Take strict action against cow slaughter and smuggling of cows and their progeny for slaughter. Invoke National Security Act and Gangsters Act against those involved in such activities.Circular
When contacted, Singh said he had issued general instructions to police officers in the districts in order to ensure communal harmony and peace.
Under the National Security Act, a person may be detained for up to a year.
7. 40% Skill Development Trainees in Three BJP-Ruled States Are Ghost Entries
About 40 per cent of the enrolled trainees in skill development centres in three BJP-ruled states – Uttar Pradesh, Haryana and Rajasthan – are ghost entries, the Centre has got reports.
Following reports of large-scale enrollment of ghost candidates, the Union Skill Ministry has suspended new allocation of centres in these states under the second phase of Pradhan Mantri Kaushal Vikas Yojana (PMKVY-2).
A huge number of centres are likely to face cancellation in these states, said the skill development and entrepreneurship ministry officials who did not want to be identified.
Few other states, including Madhya Pradesh, are under scanner where national skill training targets have been achieved hurriedly raising suspicion.
8. In 'ISIS Recruiter' Case, His Mother's Letter Is Key NIA Evidence
A mother’s letter to her son questioning his association with terrorists is being used by the National Investigation Agency (NIA) as key evidence against an Indian man accused of being an online recruiter for ISIS.

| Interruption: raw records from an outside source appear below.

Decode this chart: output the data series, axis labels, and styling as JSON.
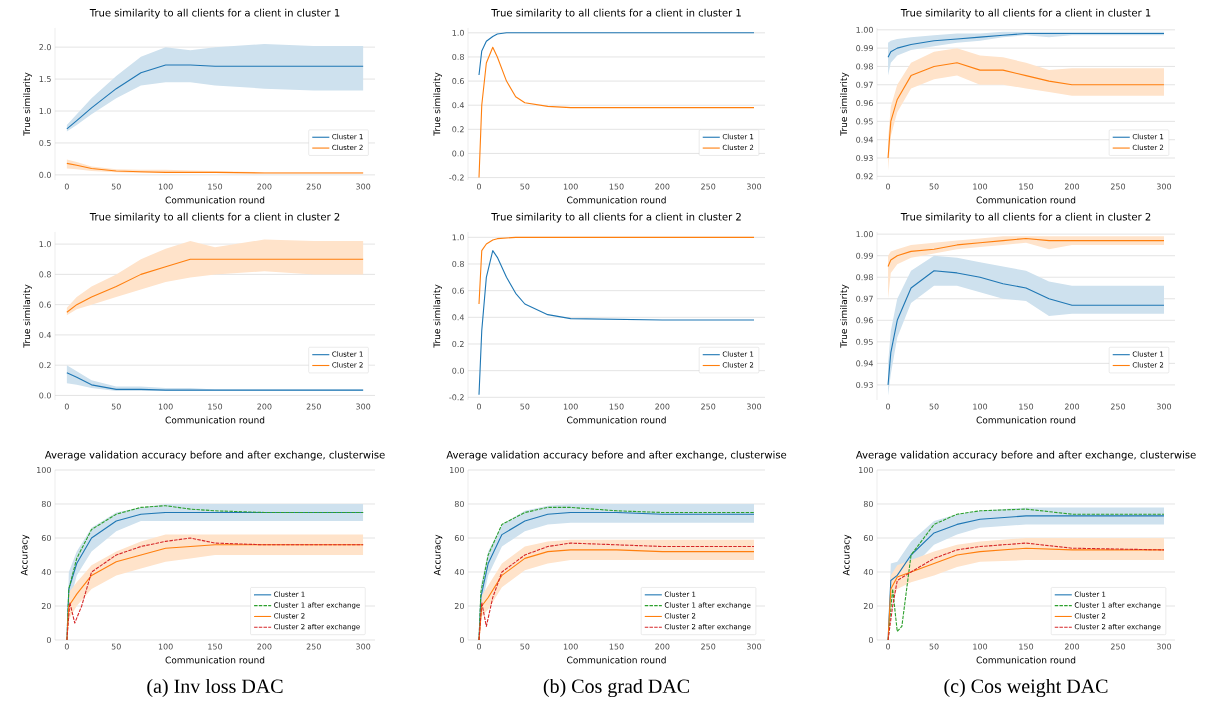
{
  "chart_data": [
    {
      "type": "line",
      "title": "True similarity to all clients for a client in cluster 1",
      "xlabel": "Communication round",
      "ylabel": "True similarity",
      "xlim": [
        -12,
        312
      ],
      "xticks": [
        0,
        50,
        100,
        150,
        200,
        250,
        300
      ],
      "ylim": [
        -0.08,
        2.3
      ],
      "yticks": [
        {
          "value": 0,
          "label": "0.0"
        },
        0.5,
        {
          "value": 1,
          "label": "1.0"
        },
        1.5,
        {
          "value": 2,
          "label": "2.0"
        }
      ],
      "grid": "y",
      "legend": "bottom right",
      "x": [
        0,
        10,
        25,
        50,
        75,
        100,
        125,
        150,
        200,
        250,
        300
      ],
      "series": [
        {
          "name": "Cluster 1",
          "color": "#1f77b4",
          "values": [
            0.72,
            0.85,
            1.05,
            1.35,
            1.6,
            1.72,
            1.72,
            1.7,
            1.7,
            1.7,
            1.7
          ],
          "lower": [
            0.68,
            0.78,
            0.95,
            1.2,
            1.4,
            1.45,
            1.45,
            1.4,
            1.35,
            1.32,
            1.32
          ],
          "upper": [
            0.78,
            0.95,
            1.2,
            1.55,
            1.85,
            2.0,
            1.95,
            2.0,
            2.05,
            2.02,
            2.02
          ]
        },
        {
          "name": "Cluster 2",
          "color": "#ff7f0e",
          "values": [
            0.18,
            0.15,
            0.1,
            0.06,
            0.05,
            0.04,
            0.04,
            0.04,
            0.03,
            0.03,
            0.03
          ],
          "lower": [
            0.1,
            0.09,
            0.06,
            0.04,
            0.03,
            0.03,
            0.03,
            0.03,
            0.03,
            0.03,
            0.03
          ],
          "upper": [
            0.24,
            0.2,
            0.13,
            0.09,
            0.08,
            0.08,
            0.07,
            0.06,
            0.04,
            0.04,
            0.04
          ]
        }
      ]
    },
    {
      "type": "line",
      "title": "True similarity to all clients for a client in cluster 1",
      "xlabel": "Communication round",
      "ylabel": "True similarity",
      "xlim": [
        -12,
        312
      ],
      "xticks": [
        0,
        50,
        100,
        150,
        200,
        250,
        300
      ],
      "ylim": [
        -0.22,
        1.04
      ],
      "yticks": [
        -0.2,
        {
          "value": 0,
          "label": "0.0"
        },
        0.2,
        0.4,
        0.6,
        0.8,
        {
          "value": 1,
          "label": "1.0"
        }
      ],
      "grid": "y",
      "legend": "bottom right",
      "x": [
        0,
        3,
        8,
        15,
        20,
        30,
        40,
        50,
        75,
        100,
        200,
        300
      ],
      "series": [
        {
          "name": "Cluster 1",
          "color": "#1f77b4",
          "values": [
            0.65,
            0.85,
            0.93,
            0.97,
            0.99,
            1.0,
            1.0,
            1.0,
            1.0,
            1.0,
            1.0,
            1.0
          ]
        },
        {
          "name": "Cluster 2",
          "color": "#ff7f0e",
          "values": [
            -0.2,
            0.4,
            0.75,
            0.88,
            0.8,
            0.6,
            0.47,
            0.42,
            0.39,
            0.38,
            0.38,
            0.38
          ]
        }
      ]
    },
    {
      "type": "line",
      "title": "True similarity to all clients for a client in cluster 1",
      "xlabel": "Communication round",
      "ylabel": "True similarity",
      "xlim": [
        -12,
        312
      ],
      "xticks": [
        0,
        50,
        100,
        150,
        200,
        250,
        300
      ],
      "ylim": [
        0.918,
        1.001
      ],
      "yticks": [
        0.92,
        0.93,
        0.94,
        0.95,
        0.96,
        0.97,
        0.98,
        0.99,
        {
          "value": 1,
          "label": "1.00"
        }
      ],
      "grid": "y",
      "legend": "bottom right",
      "x": [
        0,
        3,
        10,
        25,
        50,
        75,
        100,
        125,
        150,
        175,
        200,
        250,
        300
      ],
      "series": [
        {
          "name": "Cluster 1",
          "color": "#1f77b4",
          "values": [
            0.985,
            0.988,
            0.99,
            0.992,
            0.994,
            0.995,
            0.996,
            0.997,
            0.998,
            0.998,
            0.998,
            0.998,
            0.998
          ],
          "lower": [
            0.975,
            0.982,
            0.986,
            0.989,
            0.991,
            0.993,
            0.994,
            0.996,
            0.997,
            0.996,
            0.997,
            0.997,
            0.997
          ],
          "upper": [
            0.993,
            0.994,
            0.995,
            0.996,
            0.997,
            0.998,
            0.998,
            0.999,
            0.999,
            0.999,
            0.999,
            0.999,
            0.999
          ]
        },
        {
          "name": "Cluster 2",
          "color": "#ff7f0e",
          "values": [
            0.93,
            0.95,
            0.962,
            0.975,
            0.98,
            0.982,
            0.978,
            0.978,
            0.975,
            0.972,
            0.97,
            0.97,
            0.97
          ],
          "lower": [
            0.923,
            0.942,
            0.955,
            0.968,
            0.973,
            0.975,
            0.97,
            0.97,
            0.968,
            0.966,
            0.964,
            0.964,
            0.964
          ],
          "upper": [
            0.94,
            0.958,
            0.97,
            0.982,
            0.988,
            0.99,
            0.986,
            0.985,
            0.982,
            0.978,
            0.979,
            0.979,
            0.979
          ]
        }
      ]
    },
    {
      "type": "line",
      "title": "True similarity to all clients for a client in cluster 2",
      "xlabel": "Communication round",
      "ylabel": "True similarity",
      "xlim": [
        -12,
        312
      ],
      "xticks": [
        0,
        50,
        100,
        150,
        200,
        250,
        300
      ],
      "ylim": [
        -0.03,
        1.08
      ],
      "yticks": [
        {
          "value": 0,
          "label": "0.0"
        },
        0.2,
        0.4,
        0.6,
        0.8,
        {
          "value": 1,
          "label": "1.0"
        }
      ],
      "grid": "y",
      "legend": "bottom right",
      "x": [
        0,
        10,
        25,
        50,
        75,
        100,
        125,
        150,
        200,
        250,
        300
      ],
      "series": [
        {
          "name": "Cluster 1",
          "color": "#1f77b4",
          "values": [
            0.15,
            0.12,
            0.07,
            0.04,
            0.04,
            0.035,
            0.035,
            0.035,
            0.035,
            0.035,
            0.035
          ],
          "lower": [
            0.08,
            0.07,
            0.05,
            0.03,
            0.03,
            0.03,
            0.03,
            0.03,
            0.03,
            0.03,
            0.03
          ],
          "upper": [
            0.2,
            0.16,
            0.1,
            0.06,
            0.06,
            0.05,
            0.05,
            0.04,
            0.04,
            0.04,
            0.04
          ]
        },
        {
          "name": "Cluster 2",
          "color": "#ff7f0e",
          "values": [
            0.55,
            0.6,
            0.65,
            0.72,
            0.8,
            0.85,
            0.9,
            0.9,
            0.9,
            0.9,
            0.9
          ],
          "lower": [
            0.53,
            0.57,
            0.6,
            0.65,
            0.7,
            0.75,
            0.78,
            0.8,
            0.82,
            0.8,
            0.8
          ],
          "upper": [
            0.58,
            0.65,
            0.72,
            0.8,
            0.9,
            0.97,
            1.02,
            0.98,
            1.03,
            1.02,
            1.02
          ]
        }
      ]
    },
    {
      "type": "line",
      "title": "True similarity to all clients for a client in cluster 2",
      "xlabel": "Communication round",
      "ylabel": "True similarity",
      "xlim": [
        -12,
        312
      ],
      "xticks": [
        0,
        50,
        100,
        150,
        200,
        250,
        300
      ],
      "ylim": [
        -0.22,
        1.04
      ],
      "yticks": [
        -0.2,
        {
          "value": 0,
          "label": "0.0"
        },
        0.2,
        0.4,
        0.6,
        0.8,
        {
          "value": 1,
          "label": "1.0"
        }
      ],
      "grid": "y",
      "legend": "bottom right",
      "x": [
        0,
        3,
        8,
        15,
        20,
        30,
        40,
        50,
        75,
        100,
        200,
        300
      ],
      "series": [
        {
          "name": "Cluster 1",
          "color": "#1f77b4",
          "values": [
            -0.18,
            0.3,
            0.7,
            0.9,
            0.85,
            0.7,
            0.58,
            0.5,
            0.42,
            0.39,
            0.38,
            0.38
          ]
        },
        {
          "name": "Cluster 2",
          "color": "#ff7f0e",
          "values": [
            0.5,
            0.9,
            0.95,
            0.98,
            0.99,
            0.995,
            1.0,
            1.0,
            1.0,
            1.0,
            1.0,
            1.0
          ]
        }
      ]
    },
    {
      "type": "line",
      "title": "True similarity to all clients for a client in cluster 2",
      "xlabel": "Communication round",
      "ylabel": "True similarity",
      "xlim": [
        -12,
        312
      ],
      "xticks": [
        0,
        50,
        100,
        150,
        200,
        250,
        300
      ],
      "ylim": [
        0.923,
        1.001
      ],
      "yticks": [
        0.93,
        0.94,
        0.95,
        0.96,
        0.97,
        0.98,
        0.99,
        {
          "value": 1,
          "label": "1.00"
        }
      ],
      "grid": "y",
      "legend": "bottom right",
      "x": [
        0,
        3,
        10,
        25,
        50,
        75,
        100,
        125,
        150,
        175,
        200,
        250,
        300
      ],
      "series": [
        {
          "name": "Cluster 1",
          "color": "#1f77b4",
          "values": [
            0.93,
            0.945,
            0.96,
            0.975,
            0.983,
            0.982,
            0.98,
            0.977,
            0.975,
            0.97,
            0.967,
            0.967,
            0.967
          ],
          "lower": [
            0.925,
            0.935,
            0.952,
            0.968,
            0.976,
            0.976,
            0.973,
            0.97,
            0.969,
            0.962,
            0.963,
            0.963,
            0.963
          ],
          "upper": [
            0.94,
            0.955,
            0.97,
            0.983,
            0.99,
            0.989,
            0.987,
            0.985,
            0.983,
            0.978,
            0.976,
            0.976,
            0.976
          ]
        },
        {
          "name": "Cluster 2",
          "color": "#ff7f0e",
          "values": [
            0.985,
            0.988,
            0.99,
            0.992,
            0.993,
            0.995,
            0.996,
            0.997,
            0.998,
            0.997,
            0.997,
            0.997,
            0.997
          ],
          "lower": [
            0.97,
            0.982,
            0.986,
            0.989,
            0.991,
            0.993,
            0.994,
            0.995,
            0.996,
            0.993,
            0.995,
            0.995,
            0.995
          ],
          "upper": [
            0.99,
            0.992,
            0.993,
            0.995,
            0.996,
            0.997,
            0.998,
            0.999,
            0.999,
            0.999,
            0.999,
            0.999,
            0.999
          ]
        }
      ]
    },
    {
      "type": "line",
      "title": "Average validation accuracy before and after exchange, clusterwise",
      "xlabel": "Communication round",
      "ylabel": "Accuracy",
      "annotations": [
        "(a) Inv loss DAC"
      ],
      "xlim": [
        -12,
        312
      ],
      "xticks": [
        0,
        50,
        100,
        150,
        200,
        250,
        300
      ],
      "ylim": [
        0,
        100
      ],
      "yticks": [
        0,
        20,
        40,
        60,
        80,
        100
      ],
      "grid": "y",
      "legend": "bottom right",
      "series": [
        {
          "name": "Cluster 1",
          "color": "#1f77b4",
          "x": [
            0,
            2,
            10,
            25,
            50,
            75,
            100,
            125,
            150,
            200,
            300
          ],
          "values": [
            0,
            30,
            45,
            60,
            70,
            74,
            75,
            75,
            75,
            75,
            75
          ],
          "lower": [
            0,
            20,
            38,
            52,
            64,
            70,
            70,
            70,
            70,
            70,
            70
          ],
          "upper": [
            0,
            40,
            52,
            66,
            75,
            78,
            80,
            80,
            80,
            80,
            80
          ]
        },
        {
          "name": "Cluster 1 after exchange",
          "color": "#2ca02c",
          "line_style": "dashed",
          "x": [
            0,
            2,
            10,
            25,
            50,
            75,
            100,
            125,
            150,
            200,
            300
          ],
          "values": [
            0,
            30,
            48,
            65,
            74,
            78,
            79,
            77,
            76,
            75,
            75
          ]
        },
        {
          "name": "Cluster 2",
          "color": "#ff7f0e",
          "x": [
            0,
            2,
            10,
            25,
            50,
            75,
            100,
            125,
            150,
            200,
            300
          ],
          "values": [
            0,
            20,
            27,
            38,
            46,
            50,
            54,
            55,
            56,
            56,
            56
          ],
          "lower": [
            0,
            12,
            20,
            30,
            38,
            42,
            46,
            48,
            50,
            50,
            50
          ],
          "upper": [
            0,
            28,
            34,
            44,
            52,
            58,
            62,
            62,
            62,
            62,
            62
          ]
        },
        {
          "name": "Cluster 2 after exchange",
          "color": "#d62728",
          "line_style": "dashed",
          "x": [
            0,
            3,
            8,
            15,
            25,
            50,
            75,
            100,
            125,
            150,
            200,
            300
          ],
          "values": [
            0,
            22,
            10,
            20,
            40,
            50,
            55,
            58,
            60,
            57,
            56,
            56
          ]
        }
      ]
    },
    {
      "type": "line",
      "title": "Average validation accuracy before and after exchange, clusterwise",
      "xlabel": "Communication round",
      "ylabel": "Accuracy",
      "annotations": [
        "(b) Cos grad DAC"
      ],
      "xlim": [
        -12,
        312
      ],
      "xticks": [
        0,
        50,
        100,
        150,
        200,
        250,
        300
      ],
      "ylim": [
        0,
        100
      ],
      "yticks": [
        0,
        20,
        40,
        60,
        80,
        100
      ],
      "grid": "y",
      "legend": "bottom right",
      "series": [
        {
          "name": "Cluster 1",
          "color": "#1f77b4",
          "x": [
            0,
            2,
            10,
            25,
            50,
            75,
            100,
            150,
            200,
            300
          ],
          "values": [
            0,
            25,
            45,
            62,
            70,
            74,
            75,
            75,
            74,
            74
          ],
          "lower": [
            0,
            18,
            38,
            55,
            64,
            68,
            69,
            69,
            69,
            69
          ],
          "upper": [
            0,
            32,
            52,
            68,
            76,
            79,
            80,
            80,
            80,
            80
          ]
        },
        {
          "name": "Cluster 1 after exchange",
          "color": "#2ca02c",
          "line_style": "dashed",
          "x": [
            0,
            2,
            10,
            25,
            50,
            75,
            100,
            150,
            200,
            300
          ],
          "values": [
            0,
            28,
            50,
            68,
            75,
            78,
            78,
            76,
            75,
            75
          ]
        },
        {
          "name": "Cluster 2",
          "color": "#ff7f0e",
          "x": [
            0,
            3,
            10,
            25,
            50,
            75,
            100,
            150,
            200,
            300
          ],
          "values": [
            0,
            20,
            25,
            38,
            48,
            52,
            53,
            53,
            52,
            52
          ],
          "lower": [
            0,
            14,
            18,
            31,
            41,
            45,
            47,
            47,
            47,
            47
          ],
          "upper": [
            0,
            26,
            32,
            45,
            55,
            58,
            59,
            59,
            59,
            59
          ]
        },
        {
          "name": "Cluster 2 after exchange",
          "color": "#d62728",
          "line_style": "dashed",
          "x": [
            0,
            3,
            8,
            15,
            25,
            50,
            75,
            100,
            150,
            200,
            300
          ],
          "values": [
            0,
            22,
            8,
            25,
            40,
            50,
            55,
            57,
            56,
            55,
            55
          ]
        }
      ]
    },
    {
      "type": "line",
      "title": "Average validation accuracy before and after exchange, clusterwise",
      "xlabel": "Communication round",
      "ylabel": "Accuracy",
      "annotations": [
        "(c) Cos weight DAC"
      ],
      "xlim": [
        -12,
        312
      ],
      "xticks": [
        0,
        50,
        100,
        150,
        200,
        250,
        300
      ],
      "ylim": [
        0,
        100
      ],
      "yticks": [
        0,
        20,
        40,
        60,
        80,
        100
      ],
      "grid": "y",
      "legend": "bottom right",
      "series": [
        {
          "name": "Cluster 1",
          "color": "#1f77b4",
          "x": [
            0,
            3,
            10,
            25,
            50,
            75,
            100,
            150,
            200,
            300
          ],
          "values": [
            0,
            35,
            38,
            50,
            63,
            68,
            71,
            73,
            73,
            73
          ],
          "lower": [
            0,
            25,
            30,
            42,
            56,
            62,
            66,
            68,
            68,
            68
          ],
          "upper": [
            0,
            45,
            46,
            58,
            70,
            74,
            76,
            78,
            78,
            78
          ]
        },
        {
          "name": "Cluster 1 after exchange",
          "color": "#2ca02c",
          "line_style": "dashed",
          "x": [
            0,
            5,
            10,
            15,
            25,
            50,
            75,
            100,
            150,
            200,
            300
          ],
          "values": [
            0,
            30,
            5,
            8,
            50,
            68,
            74,
            76,
            77,
            74,
            74
          ]
        },
        {
          "name": "Cluster 2",
          "color": "#ff7f0e",
          "x": [
            0,
            3,
            10,
            25,
            50,
            75,
            100,
            150,
            200,
            300
          ],
          "values": [
            0,
            30,
            37,
            40,
            45,
            50,
            52,
            54,
            53,
            53
          ],
          "lower": [
            0,
            22,
            30,
            34,
            38,
            43,
            46,
            47,
            47,
            47
          ],
          "upper": [
            0,
            38,
            44,
            47,
            52,
            56,
            58,
            60,
            60,
            60
          ]
        },
        {
          "name": "Cluster 2 after exchange",
          "color": "#d62728",
          "line_style": "dashed",
          "x": [
            0,
            5,
            10,
            25,
            50,
            75,
            100,
            150,
            200,
            300
          ],
          "values": [
            0,
            20,
            35,
            40,
            48,
            53,
            55,
            57,
            54,
            53
          ]
        }
      ]
    }
  ]
}
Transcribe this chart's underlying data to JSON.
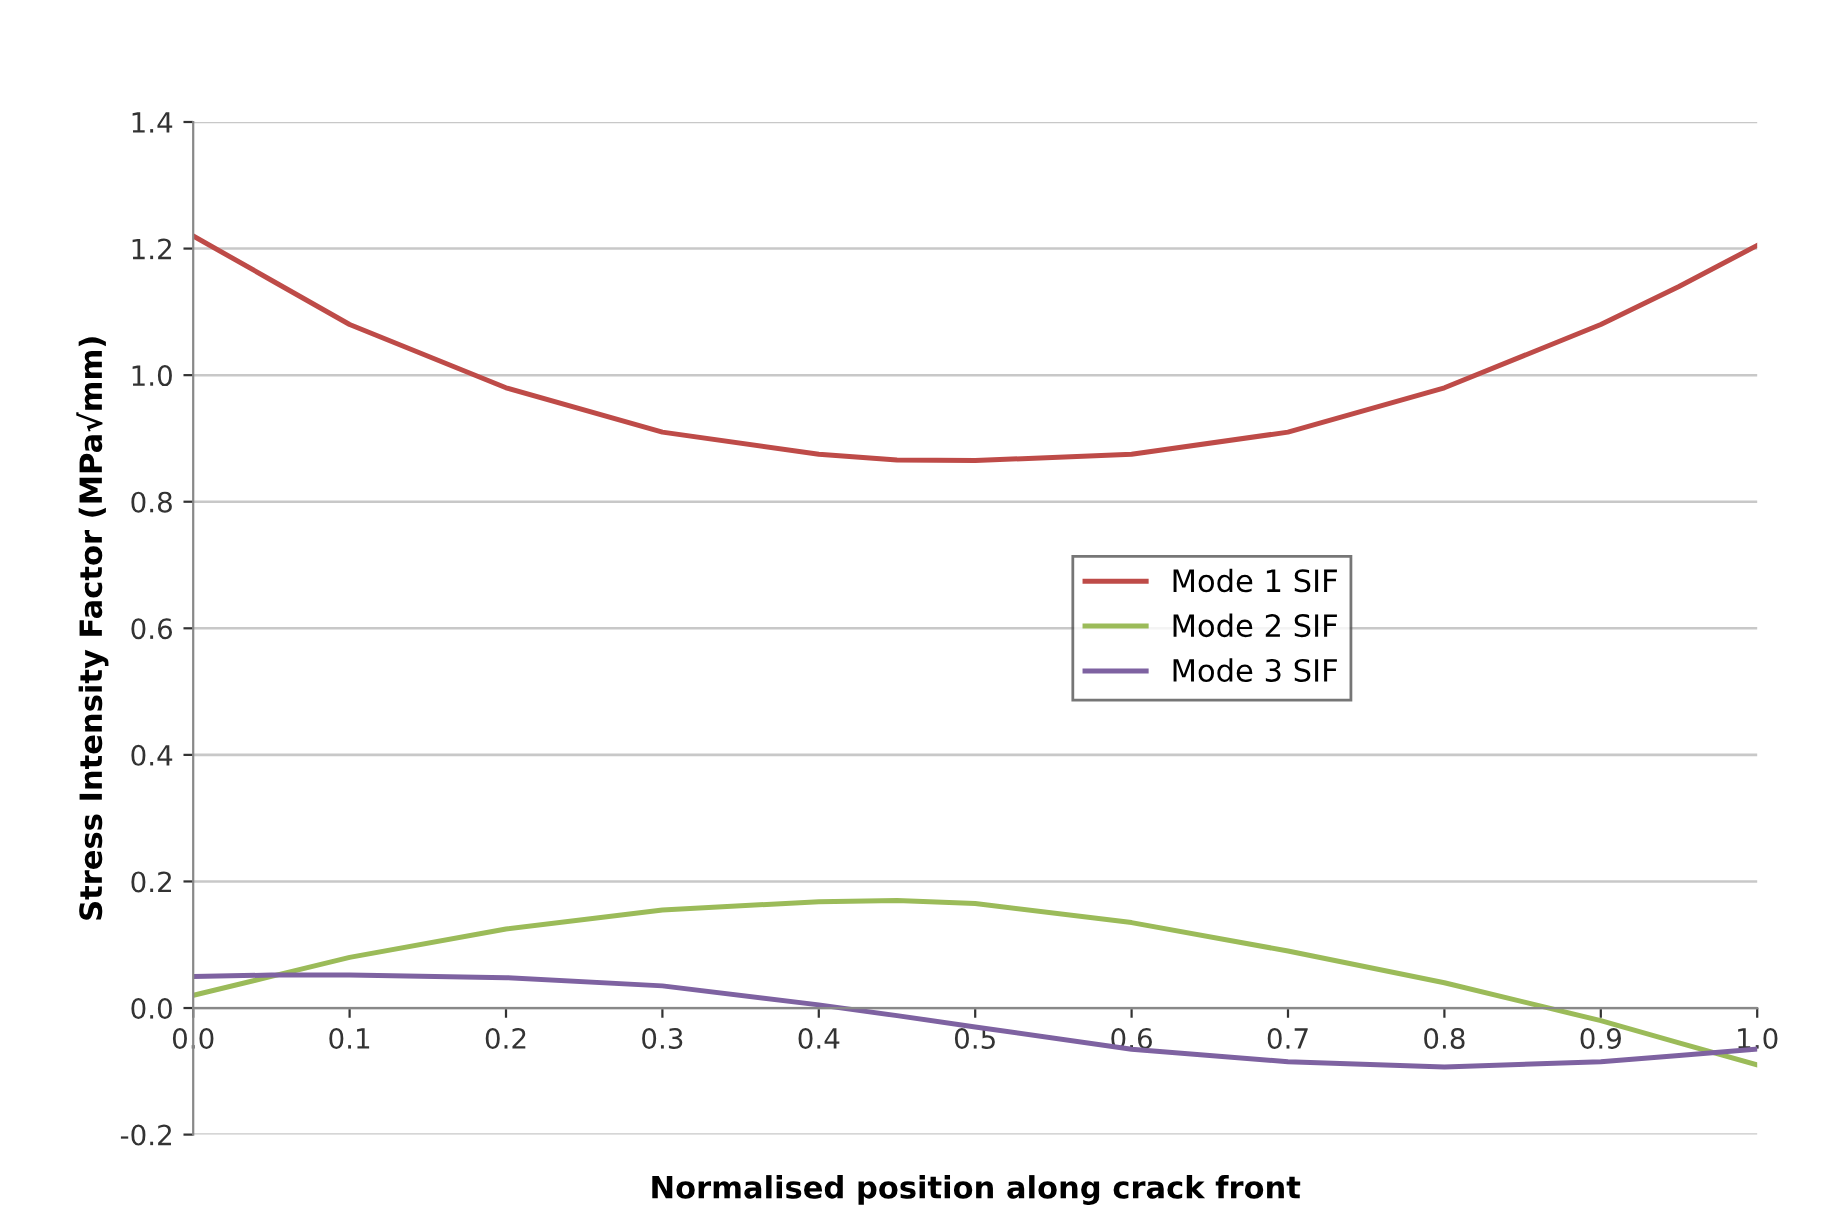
{
  "chart_data": {
    "type": "line",
    "xlabel": "Normalised position along crack front",
    "ylabel": "Stress Intensity Factor (MPa√mm)",
    "x": [
      0,
      0.05,
      0.1,
      0.2,
      0.3,
      0.4,
      0.45,
      0.5,
      0.6,
      0.7,
      0.8,
      0.9,
      0.95,
      1.0
    ],
    "series": [
      {
        "name": "Mode 1 SIF",
        "color": "#be4b48",
        "values": [
          1.22,
          1.15,
          1.08,
          0.98,
          0.91,
          0.875,
          0.866,
          0.865,
          0.875,
          0.91,
          0.98,
          1.08,
          1.14,
          1.205
        ]
      },
      {
        "name": "Mode 2 SIF",
        "color": "#9bbb59",
        "values": [
          0.02,
          0.05,
          0.08,
          0.125,
          0.155,
          0.168,
          0.17,
          0.165,
          0.135,
          0.09,
          0.04,
          -0.02,
          -0.055,
          -0.09
        ]
      },
      {
        "name": "Mode 3 SIF",
        "color": "#7e62a1",
        "values": [
          0.05,
          0.052,
          0.052,
          0.048,
          0.035,
          0.005,
          -0.012,
          -0.03,
          -0.065,
          -0.085,
          -0.093,
          -0.085,
          -0.075,
          -0.065
        ]
      }
    ],
    "xlim": [
      0,
      1.0
    ],
    "xticks": [
      {
        "value": 0,
        "label": "0.0"
      },
      0.1,
      0.2,
      0.3,
      0.4,
      0.5,
      0.6,
      0.7,
      0.8,
      0.9,
      {
        "value": 1.0,
        "label": "1.0"
      }
    ],
    "ylim": [
      -0.2,
      1.4
    ],
    "yticks": [
      -0.2,
      {
        "value": 0,
        "label": "0.0"
      },
      0.2,
      0.4,
      0.6,
      0.8,
      {
        "value": 1.0,
        "label": "1.0"
      },
      1.2,
      1.4
    ],
    "grid": "y",
    "legend": "center right",
    "marker": "none",
    "line_style": "solid"
  }
}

Adnan Hasan Damudi, 36, accused of aiding youths from around the world in joining the ISIS in Syria and Iraq from 2012 to 2015, was arrested by the NIA in January 2016 after he was deported from the UAE.
A letter written by his mother, Gulshan Banu, questioning his links with radical elements – seized by police in the UAE at the time of Damudi’s detention – has been cited by the NIA as key evidence in his legal trial, besides details of his online activities and alleged fund transfers to youths around the world to entice them to join the ISIS.
In the letter, handwritten in Urdu, Banu has expressed her anger, disappointment and knowledge of her son’s “unlawful activities’’. Submitting the letter in court, the NIA has also gathered Banu’s handwriting samples to forensically prove its authenticity.
9. Rahul Gandhi Likely to Take Over as Congress Chief in October
Rahul Gandhi is likely to take over the reins of the Congress in October, the much-speculated change of guard coming ahead of key assembly elections and just one and half years before the Lok Sabha polls.
The Congress Working Committee formally approved the calendar for organisational elections which are already under way.
The internal polls, deferred by two years, have set a month-long schedule for the election of Congress president, state presidents and state bodies, from 16 September-15 October. Senior Congress members said Rahul will take over during this time, ending the uncertainty over his elevation.
Party managers have attributed the two-year delay in organisational elections to Rahul’s reluctance to step into his mother’s shoes yet.
The scion is said to have been ready before it was ultimately decided that veterans led by Ghulam Nabi Azad, AK Antony and P Chidambaram should field the media.